OxfordDemSci / ICS_Analysis

Mixed methods approach and interactive dashboard to analyse research impact through Impact Case Studies submitted to the UK's Research Excellence Framework (REF) 2021.
https://shape-impact.co.uk
GNU General Public License v3.0
5 stars 0 forks source link

Create database #17

Closed doug-leasure closed 1 year ago

doug-leasure commented 1 year ago

We need to create the dockerised PostgreSQL database that will drive the dashboard. The code and data for it will go into ./src/dashboard/sql/. A first draft of the schema is attached here: ICS_db_schema.pdf.

doug-leasure commented 1 year ago

The source data needed to support the db schema above are found primarily in two places in the repo.

ics table The "ics" table will be taken from ./data/enriched/enriched_ref_ics_data.csv. Note: I only included columns in the schema that I thought were strictly required for the dashboard graphs, but we will likely end up includig all of the colums from the enriched data in the database so that dashboard users can browse the full data. The enriched data can be generated by running the following scripts sequentially:

  1. ./src/data_wrangling/0_get_data/01_ref.py
  2. ./src/data_wrangling/1_clean_data/11_ref.py
  3. ./src/data_wrangling/2_enrich_data/23_ics.py

topic_weights The "topics_weights" table will be taken from ./data/topic_outputs/production_model/ics_data_modelling_top_5_full_text.csv which is saved directly into the repo. We will be getting a long format version of this soon from @lindali97 with the probability of each ICS belonging to EVERY topic rather than just the top 5 topics in wide format.

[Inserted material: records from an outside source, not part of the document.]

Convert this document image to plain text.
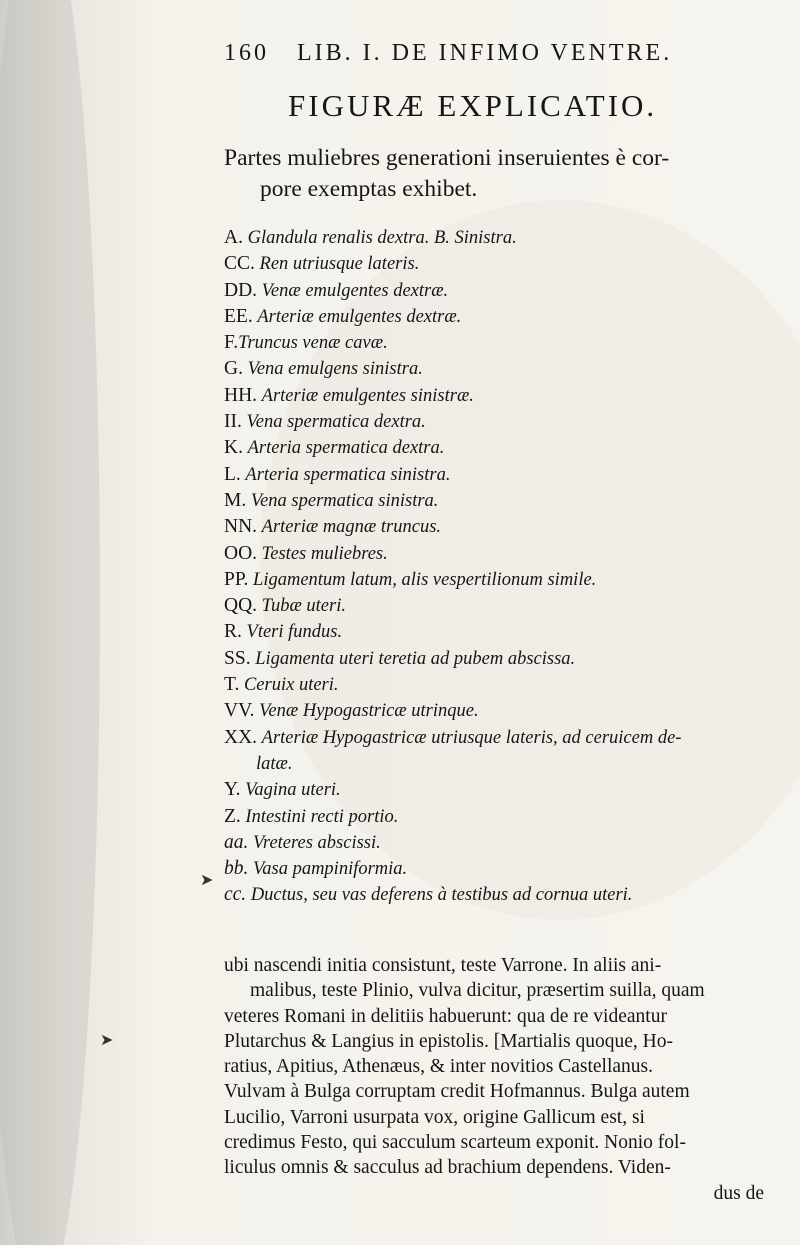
160 LIB. I. DE INFIMO VENTRE.
FIGURÆ EXPLICATIO.
Partes muliebres generationi inseruientes è cor-
pore exemptas exhibet.
A. Glandula renalis dextra. B. Sinistra.
CC. Ren utriusque lateris.
DD. Venæ emulgentes dextræ.
EE. Arteriæ emulgentes dextræ.
F.Truncus venæ cavæ.
G. Vena emulgens sinistra.
HH. Arteriæ emulgentes sinistræ.
II. Vena spermatica dextra.
K. Arteria spermatica dextra.
L. Arteria spermatica sinistra.
M. Vena spermatica sinistra.
NN. Arteriæ magnæ truncus.
OO. Testes muliebres.
PP. Ligamentum latum, alis vespertilionum simile.
QQ. Tubæ uteri.
R. Vteri fundus.
SS. Ligamenta uteri teretia ad pubem abscissa.
T. Ceruix uteri.
VV. Venæ Hypogastricæ utrinque.
XX. Arteriæ Hypogastricæ utriusque lateris, ad ceruicem de-
latæ.
Y. Vagina uteri.
Z. Intestini recti portio.
aa. Vreteres abscissi.
bb. Vasa pampiniformia.
cc. Ductus, seu vas deferens à testibus ad cornua uteri.
ubi nascendi initia consistunt, teste Varrone. In aliis ani-
malibus, teste Plinio, vulva dicitur, præsertim suilla, quam
veteres Romani in delitiis habuerunt: qua de re videantur
Plutarchus & Langius in epistolis. [Martialis quoque, Ho-
ratius, Apitius, Athenæus, & inter novitios Castellanus.
Vulvam à Bulga corruptam credit Hofmannus. Bulga autem
Lucilio, Varroni usurpata vox, origine Gallicum est, si
credimus Festo, qui sacculum scarteum exponit. Nonio fol-
liculus omnis & sacculus ad brachium dependens. Viden-
dus de
➤
➤
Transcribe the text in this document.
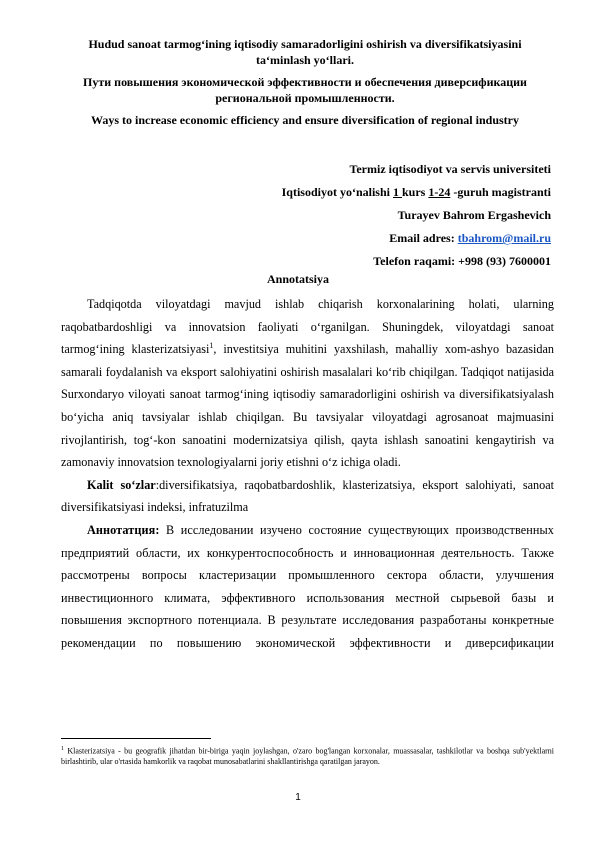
Hudud sanoat tarmog‘ining iqtisodiy samaradorligini oshirish va diversifikatsiyasini ta‘minlash yo‘llari.

Пути повышения экономической эффективности и обеспечения диверсификации региональной промышленности.

Ways to increase economic efficiency and ensure diversification of regional industry

Termiz iqtisodiyot va servis universiteti
Iqtisodiyot yo‘nalishi 1 kurs 1-24 -guruh magistranti
Turayev Bahrom Ergashevich
Email adres: tbahrom@mail.ru
Telefon raqami: +998 (93) 7600001
Annotatsiya

Tadqiqotda viloyatdagi mavjud ishlab chiqarish korxonalarining holati, ularning raqobatbardoshligi va innovatsion faoliyati o‘rganilgan. Shuningdek, viloyatdagi sanoat tarmog‘ining klasterizatsiyasi$^1$, investitsiya muhitini yaxshilash, mahalliy xom-ashyo bazasidan samarali foydalanish va eksport salohiyatini oshirish masalalari ko‘rib chiqilgan. Tadqiqot natijasida Surxondaryo viloyati sanoat tarmog‘ining iqtisodiy samaradorligini oshirish va diversifikatsiyalash bo‘yicha aniq tavsiyalar ishlab chiqilgan. Bu tavsiyalar viloyatdagi agrosanoat majmuasini rivojlantirish, tog‘-kon sanoatini modernizatsiya qilish, qayta ishlash sanoatini kengaytirish va zamonaviy innovatsion texnologiyalarni joriy etishni o‘z ichiga oladi.

Kalit so‘zlar:diversifikatsiya, raqobatbardoshlik, klasterizatsiya, eksport salohiyati, sanoat diversifikatsiyasi indeksi, infratuzilma

Аннотатция: В исследовании изучено состояние существующих производственных предприятий области, их конкурентоспособность и инновационная деятельность. Также рассмотрены вопросы кластеризации промышленного сектора области, улучшения инвестиционного климата, эффективного использования местной сырьевой базы и повышения экспортного потенциала. В результате исследования разработаны конкретные рекомендации по повышению экономической эффективности и диверсификации

$^1$ Klasterizatsiya - bu geografik jihatdan bir-biriga yaqin joylashgan, o'zaro bog'langan korxonalar, muassasalar, tashkilotlar va boshqa sub'yektlarni birlashtirib, ular o'rtasida hamkorlik va raqobat munosabatlarini shakllantirishga qaratilgan jarayon.
1
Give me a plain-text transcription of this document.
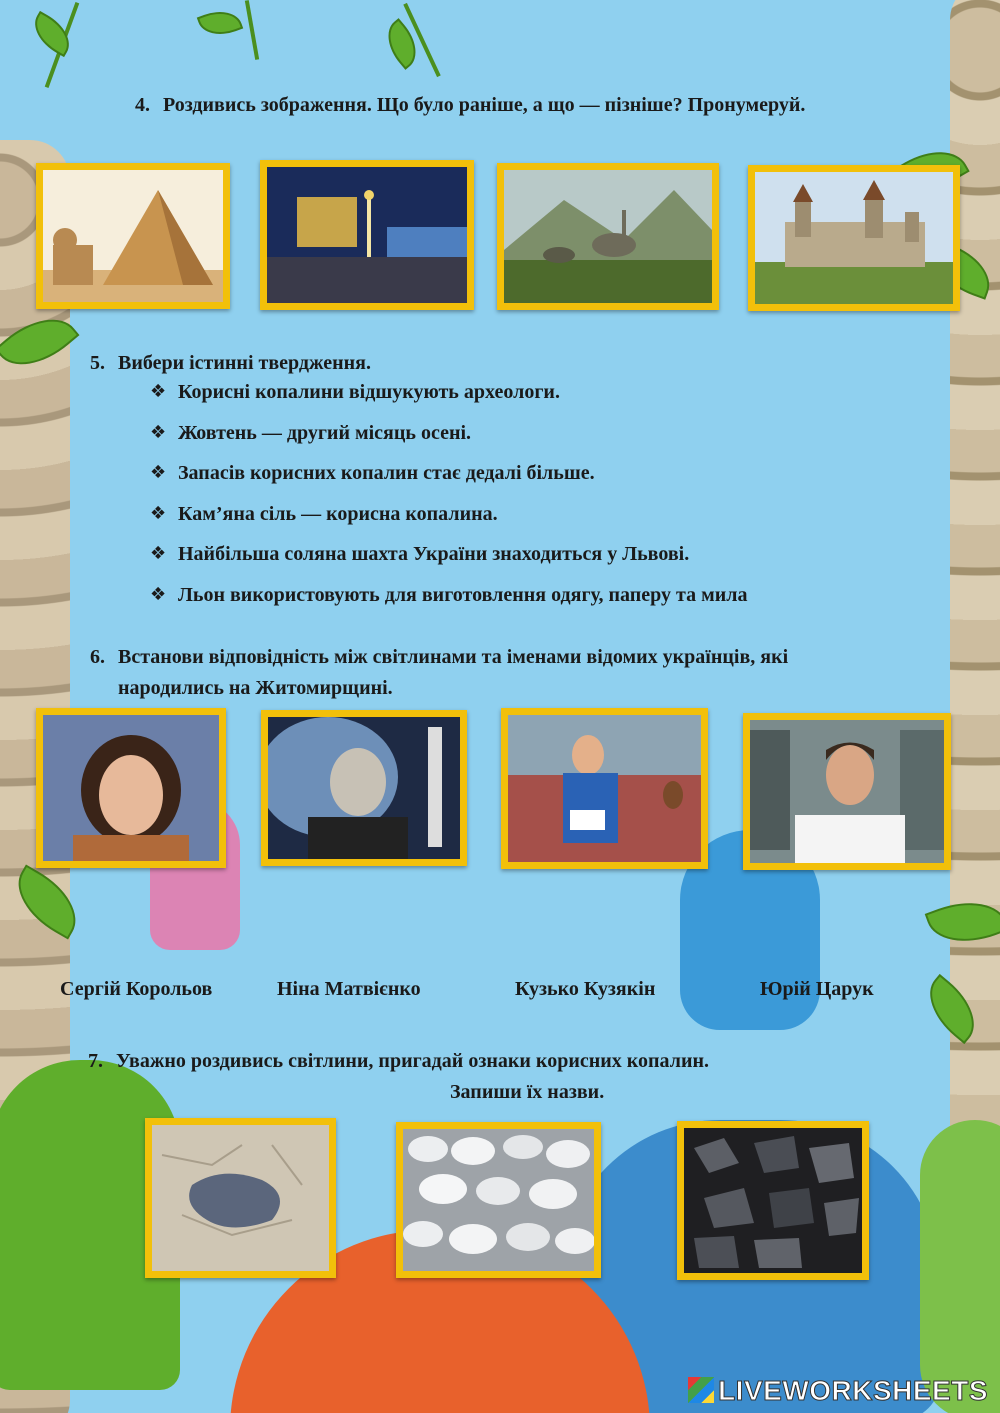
4. Роздивись зображення. Що було раніше, а що — пізніше? Пронумеруй.
5. Вибери істинні твердження.
❖ Корисні копалини відшукують археологи.
❖ Жовтень — другий місяць осені.
❖ Запасів корисних копалин стає дедалі більше.
❖ Кам’яна сіль — корисна копалина.
❖ Найбільша соляна шахта України знаходиться у Львові.
❖ Льон використовують для виготовлення одягу, паперу та мила
6. Встанови відповідність між світлинами та іменами відомих українців, які
народились на Житомирщині.
Сергій Корольов	Ніна Матвієнко	Кузько Кузякін	Юрій Царук
7. Уважно роздивись світлини, пригадай ознаки корисних копалин.
Запиши їх назви.
LIVEWORKSHEETS
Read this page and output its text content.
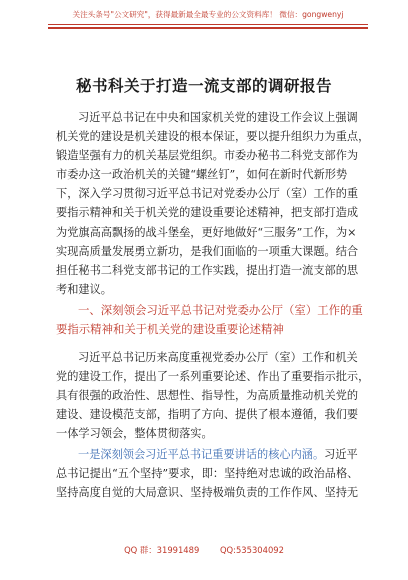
关注头条号"公文研究"，获得最新最全最专业的公文资料库！ 微信：gongwenyj
秘书科关于打造一流支部的调研报告
习近平总书记在中央和国家机关党的建设工作会议上强调
机关党的建设是机关建设的根本保证，要以提升组织力为重点，
锻造坚强有力的机关基层党组织。市委办秘书二科党支部作为
市委办这一政治机关的关键“螺丝钉”，如何在新时代新形势
下，深入学习贯彻习近平总书记对党委办公厅（室）工作的重
要指示精神和关于机关党的建设重要论述精神，把支部打造成
为党旗高高飘扬的战斗堡垒，更好地做好“三服务”工作，为×
实现高质量发展勇立新功，是我们面临的一项重大课题。结合
担任秘书二科党支部书记的工作实践，提出打造一流支部的思
考和建议。
一、深刻领会习近平总书记对党委办公厅（室）工作的重
要指示精神和关于机关党的建设重要论述精神
习近平总书记历来高度重视党委办公厅（室）工作和机关
党的建设工作，提出了一系列重要论述、作出了重要指示批示，
具有很强的政治性、思想性、指导性，为高质量推动机关党的
建设、建设模范支部，指明了方向、提供了根本遵循，我们要
一体学习领会，整体贯彻落实。
一是深刻领会习近平总书记重要讲话的核心内涵。习近平
总书记提出“五个坚持”要求，即：坚持绝对忠诚的政治品格、
坚持高度自觉的大局意识、坚持极端负责的工作作风、坚持无
QQ 群：31991489 QQ:535304092
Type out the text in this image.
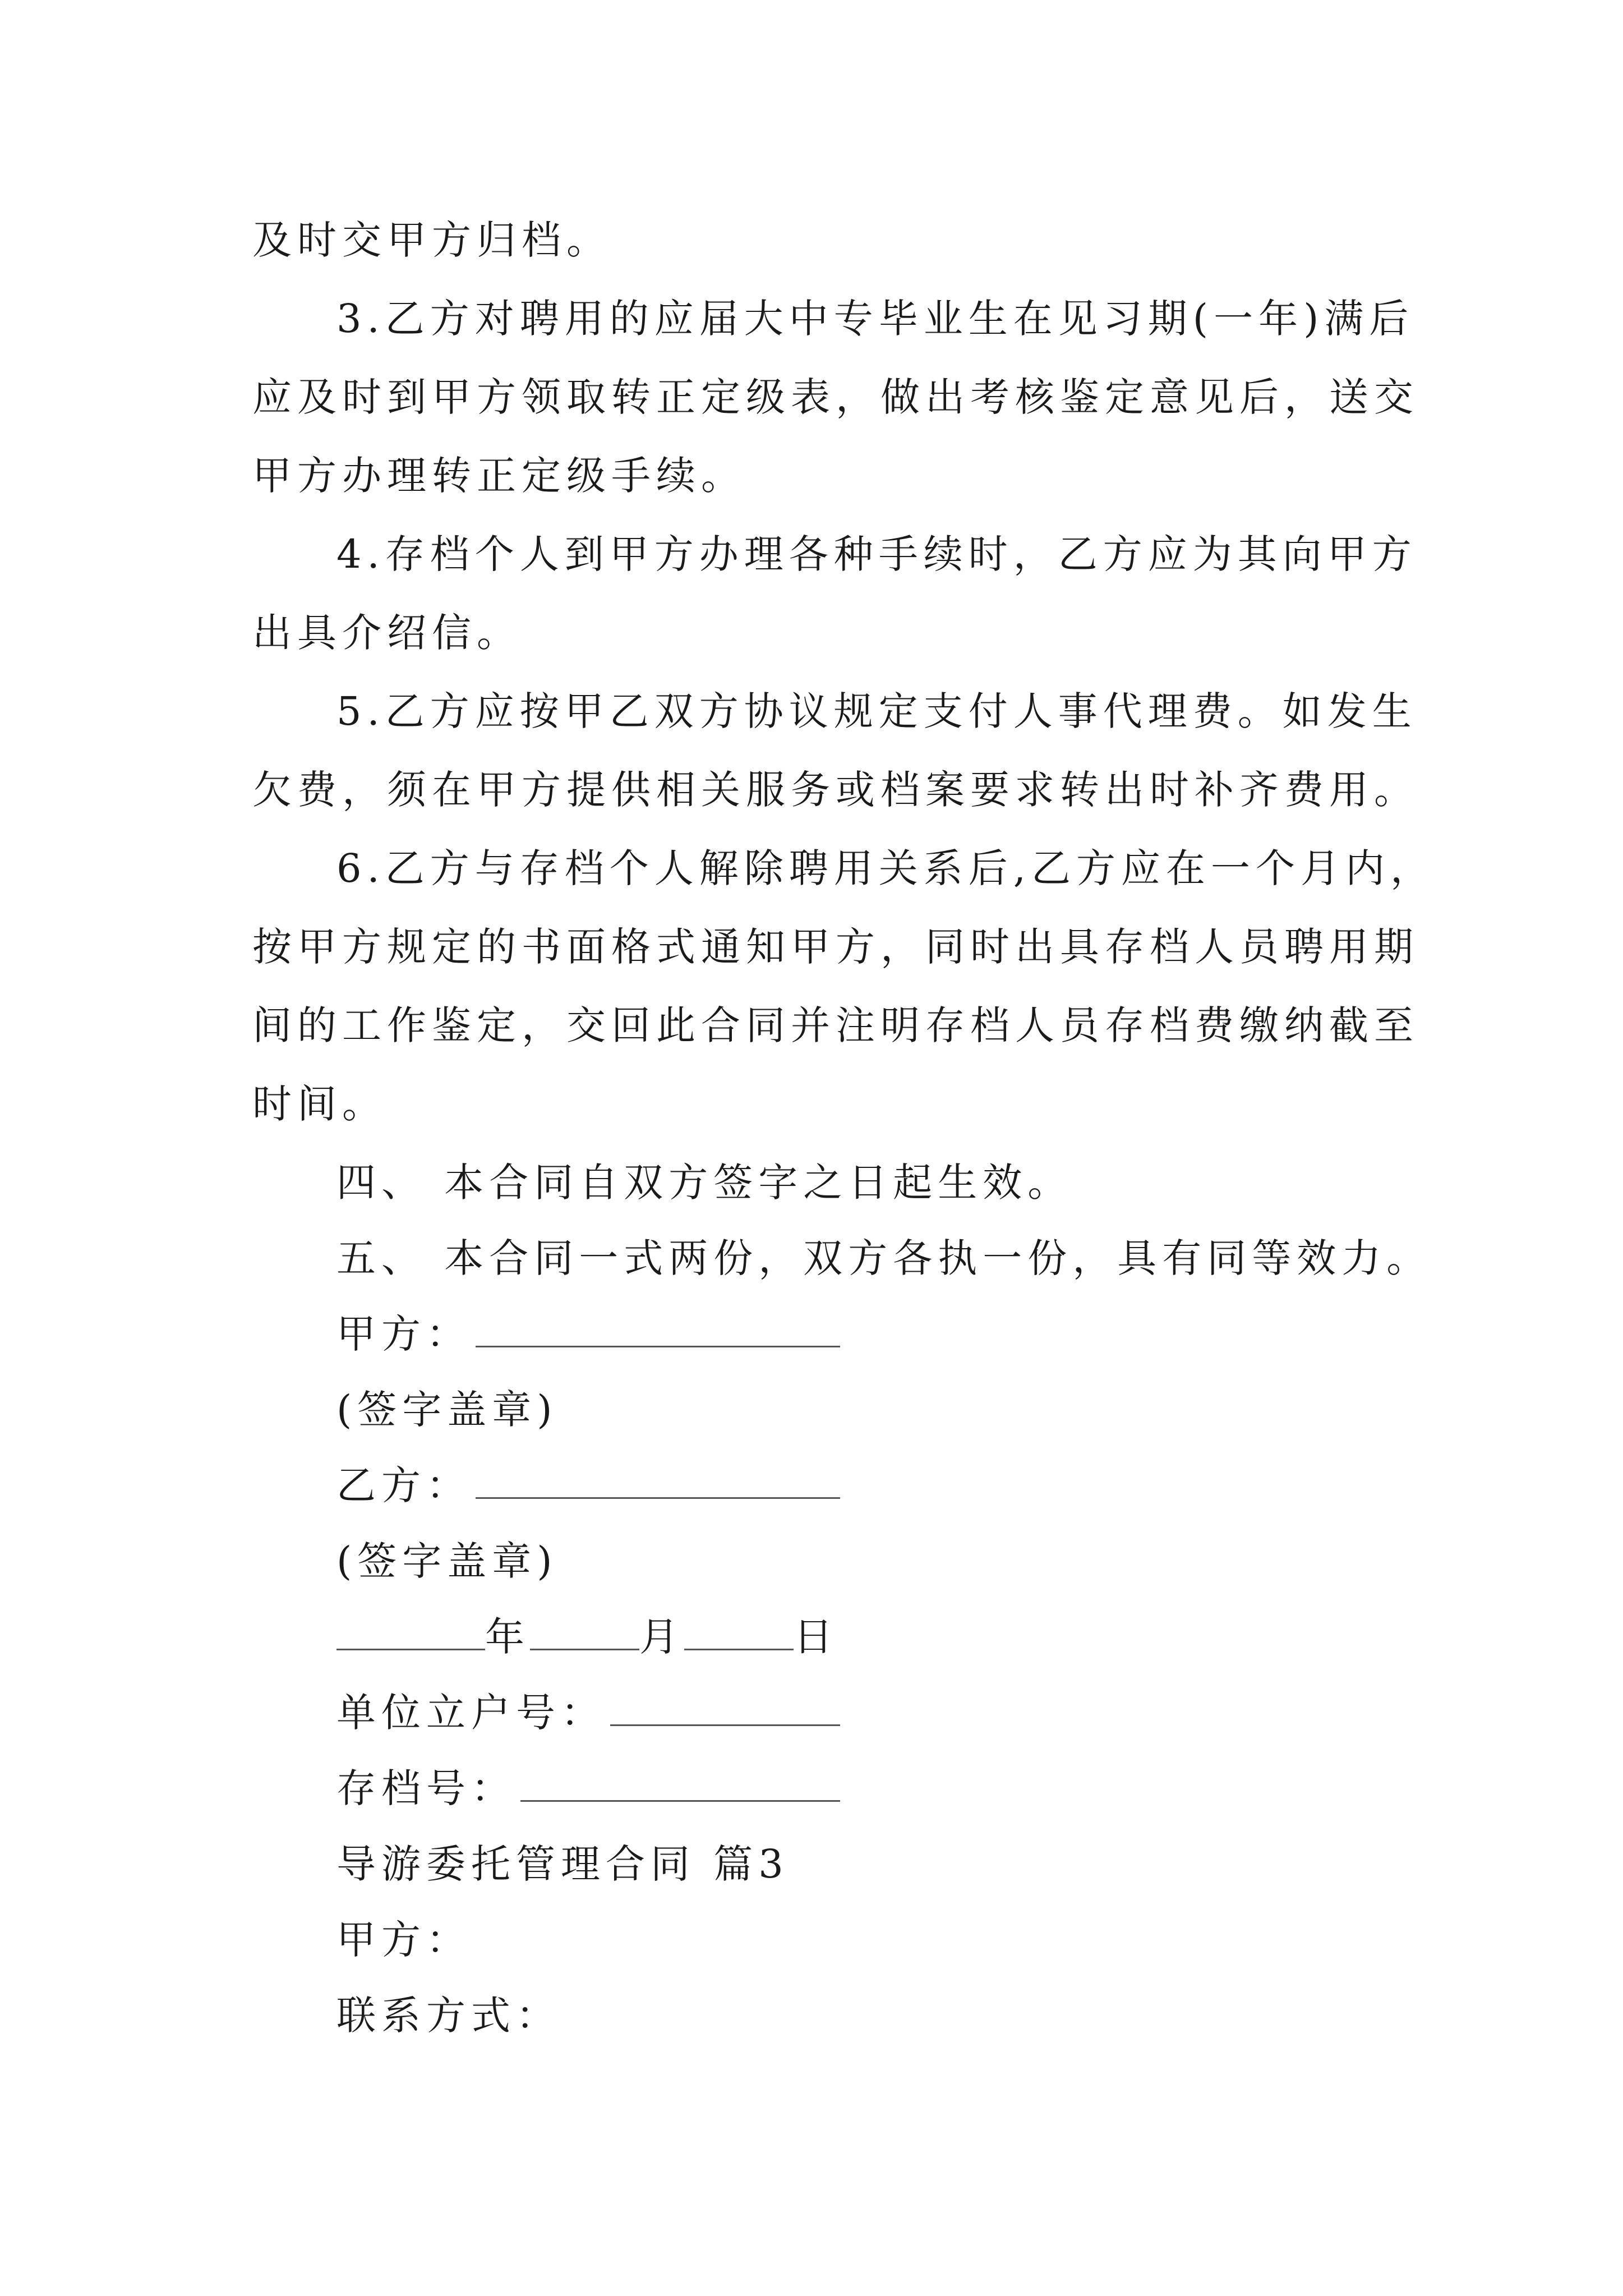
及时交甲方归档。
3.乙方对聘用的应届大中专毕业生在见习期(一年)满后
应及时到甲方领取转正定级表，做出考核鉴定意见后，送交
甲方办理转正定级手续。
4.存档个人到甲方办理各种手续时，乙方应为其向甲方
出具介绍信。
5.乙方应按甲乙双方协议规定支付人事代理费。如发生
欠费，须在甲方提供相关服务或档案要求转出时补齐费用。
6.乙方与存档个人解除聘用关系后,乙方应在一个月内，
按甲方规定的书面格式通知甲方，同时出具存档人员聘用期
间的工作鉴定，交回此合同并注明存档人员存档费缴纳截至
时间。
四、 本合同自双方签字之日起生效。
五、 本合同一式两份，双方各执一份，具有同等效力。
甲方：
(签字盖章)
乙方：
(签字盖章)
年	月	日
单位立户号：
存档号：
导游委托管理合同 篇3
甲方：
联系方式：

topics table The "topics" table will contain a single row for every topic. We will manually assign names based on the results in ./data/topic_modelling/production_model/BERT_keywords_full_text.csv. The "groups" will be assigned semi-manually by @crahal based on the results from ./data/topic_modelling/production_model/*_bert_model_hierarchy.csv.

GISRedeDev commented 1 year ago

Just leaving this here as things that still need to be done/confirmed

GISRedeDev commented 1 year ago

@doug-leasure Apologies for the delay in getting this db ready. I have just pushed the database and a basic api to 17-create-database. I had a bit of trouble transferring the db from my local env to the docker-compose, so for now I have hard-coded the passwords for the DB into the code. I will tidy this up soon. I just wanted to get it to you to have a look/play.

As usual, this can be spun up using docker-compose up --build in the ./src/dashboard directory. The API should be served to localhost:8000. I have used open-api specification, so the endpoints are defined in app/api-config.yaml (let me know if this doesn't make sense). The docs for the api, as well as a testing area for the endpoints will be served to localhost:8000/api/ui where you can test out the endpoints. You can also call them directly at (for e.g.) localhost:8000/api/init. I have used random words for the topic names, descriptions etc until we get the final data. Please take a look at the queries used and data returned to check if these are the algorithms you were intending to use. For the minute there are only 2 endpoints bit we will build more functionality soon.

Let me know if anything needs explaining.

doug-leasure commented 1 year ago

Closing this as resolved by PR #18, noting that @GISRedeDev raised some issues as tick boxes above that need to be raised as separate issues if they have not already been resolved.